Posted: October 11, 2011 by jperritt in Drama, Rom-com [romantic comedy]
Tags: , , , , , , , , , ,

I’m sure you scratched your head and said, ‘Elizabethtown? Never heard of it.’ At least that’s what the box office results tell us about this film. However, minus Susan Sarandon’s over-the-top monologue that didn’t work and a somewhat sappy romance with mediocre acting, I actually enjoyed the film for a few reasons.

First, I’m a big Cameron Crowe fan. He’s a great director who always uses great music (the second reason I like the movie) to tell his stories. I also like the movie because it’s a film that causes one to reflect on life and death. We live in a world that doesn’t spend much time reflecting on much of anything, so a film that gets me to think about the one shot we have at this life makes it a worthwhile film.

The film begins with the story of Drew Baylor (Orlando Bloom), athletic shoe designer, whose product is about to be released to the entire world. But what the world doesn’t know, is that his shoe is a disaster. It’s a disaster that will cost his company close to a billion dollars – “That’s a lot of million”, Drew Remarks. He continues to repeat the phrase, “I’m fine.”, but the reality is, he’s far from it. He eagerly anticipates the world’s introduction to his incredible failure in the form of a shoe. As he’s reflecting on his failure, he makes this statement, “In that moment, I knew success, not greatness, was the only god the world served.”

Although we all don’t worship the god of success, by the world’s definition, it is a god that is highly worshiped and does tend to rear its ugly head in most of our lives from time-to-time.

Anyone knows that we can make gods out of anything – food, possessions, money, etc. Tim Keller says that something becomes a god when a good thing is turned into an ultimate thing. Much of what the world worships, and what the character of Drew Baylor was referring to, is success in the form of dollar bills.

Many times in Scripture Christians are told to focus on that which is unseen. Paul tells us, “So we fix our eyes not on what is seen, but on what is unseen, since what is seen is temporary, but what is unseen is eternal.” [2 Cor. 4:18] He is reminding us of many truths in this one verse.

First off, we are prone to focus on this world. We love money, nice houses, cars, comfort and pleasure. None of those things are bad in and of themselves, but when they become ultimate things they are sinful. Secondly, Paul is telling us in this verse that we are all going to die. We are going to leave what is seen and we are headed to an unseen reality that is more real than our current life. Lastly, and building off of the second reality, is that we must be willing to sacrifice. I don’t mean that you necessarily need to sacrifice money and possessions, rather, I mean that you might need to sacrifice your standing in the eyes of the world. Scripture is clear that we will have different priorities than the rest of the world. We will stand out, look different, and act different, because we have our eyes set on great things that might not look all that successful in the world’s opinion.

The world’s definition of success is not the Christian’s definition of success.
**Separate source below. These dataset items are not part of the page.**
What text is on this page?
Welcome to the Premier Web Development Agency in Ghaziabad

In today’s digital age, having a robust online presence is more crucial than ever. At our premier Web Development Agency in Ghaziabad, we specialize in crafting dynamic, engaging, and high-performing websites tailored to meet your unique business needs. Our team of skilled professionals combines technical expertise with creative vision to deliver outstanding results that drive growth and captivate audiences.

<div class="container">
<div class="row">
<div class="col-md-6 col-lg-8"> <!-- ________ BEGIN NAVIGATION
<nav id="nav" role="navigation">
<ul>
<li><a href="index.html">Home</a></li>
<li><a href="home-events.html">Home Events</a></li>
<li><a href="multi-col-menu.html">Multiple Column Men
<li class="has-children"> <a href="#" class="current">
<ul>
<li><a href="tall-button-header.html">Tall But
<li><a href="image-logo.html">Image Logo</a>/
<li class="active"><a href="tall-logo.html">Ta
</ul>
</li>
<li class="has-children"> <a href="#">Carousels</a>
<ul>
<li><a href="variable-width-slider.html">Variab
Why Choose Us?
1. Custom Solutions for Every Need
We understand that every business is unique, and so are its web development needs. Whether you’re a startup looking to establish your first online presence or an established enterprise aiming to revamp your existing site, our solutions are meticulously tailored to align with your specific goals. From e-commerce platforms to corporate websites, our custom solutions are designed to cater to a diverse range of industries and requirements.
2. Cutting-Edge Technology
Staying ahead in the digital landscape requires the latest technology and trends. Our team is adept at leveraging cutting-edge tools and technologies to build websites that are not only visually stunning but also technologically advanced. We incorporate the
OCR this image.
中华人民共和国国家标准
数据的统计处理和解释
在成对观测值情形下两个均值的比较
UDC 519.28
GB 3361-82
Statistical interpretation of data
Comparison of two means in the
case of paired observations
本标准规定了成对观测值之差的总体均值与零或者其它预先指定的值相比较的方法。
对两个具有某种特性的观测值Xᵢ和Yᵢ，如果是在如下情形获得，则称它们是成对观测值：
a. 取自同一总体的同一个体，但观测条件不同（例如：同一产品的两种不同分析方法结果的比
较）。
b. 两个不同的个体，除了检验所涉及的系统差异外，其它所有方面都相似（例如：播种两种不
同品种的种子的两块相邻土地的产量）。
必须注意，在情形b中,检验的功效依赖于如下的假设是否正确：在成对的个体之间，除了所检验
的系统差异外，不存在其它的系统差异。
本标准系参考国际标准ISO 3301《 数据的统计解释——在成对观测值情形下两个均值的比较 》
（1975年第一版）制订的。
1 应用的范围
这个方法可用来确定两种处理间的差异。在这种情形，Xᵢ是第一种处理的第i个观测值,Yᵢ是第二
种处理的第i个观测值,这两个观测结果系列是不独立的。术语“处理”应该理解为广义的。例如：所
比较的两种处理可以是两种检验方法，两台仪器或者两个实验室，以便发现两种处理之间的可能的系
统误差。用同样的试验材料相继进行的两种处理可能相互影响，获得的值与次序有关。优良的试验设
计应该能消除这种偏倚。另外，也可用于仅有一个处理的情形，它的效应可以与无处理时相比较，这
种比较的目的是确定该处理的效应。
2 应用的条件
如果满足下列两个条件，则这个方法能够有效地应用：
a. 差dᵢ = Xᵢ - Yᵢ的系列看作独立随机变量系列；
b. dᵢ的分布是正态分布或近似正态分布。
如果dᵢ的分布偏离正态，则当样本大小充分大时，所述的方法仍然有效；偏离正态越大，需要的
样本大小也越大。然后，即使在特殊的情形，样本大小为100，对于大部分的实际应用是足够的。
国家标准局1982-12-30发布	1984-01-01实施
Hollywood continues to crank out movies that are a box office success, but that does not mean they are great movies. I would actually argue that many great movies aren’t made because they won’t be ‘successful’ movies.

While Elizabethtown wasn’t Crowe’s best film, it did remind me of this great truth. Greatness does not always equal success, but success for a Christian is defined differently because of our focus on the next life. For the Christian, our success was achieved by Another, and it is this success that shifts or focus to His Coming Kingdom.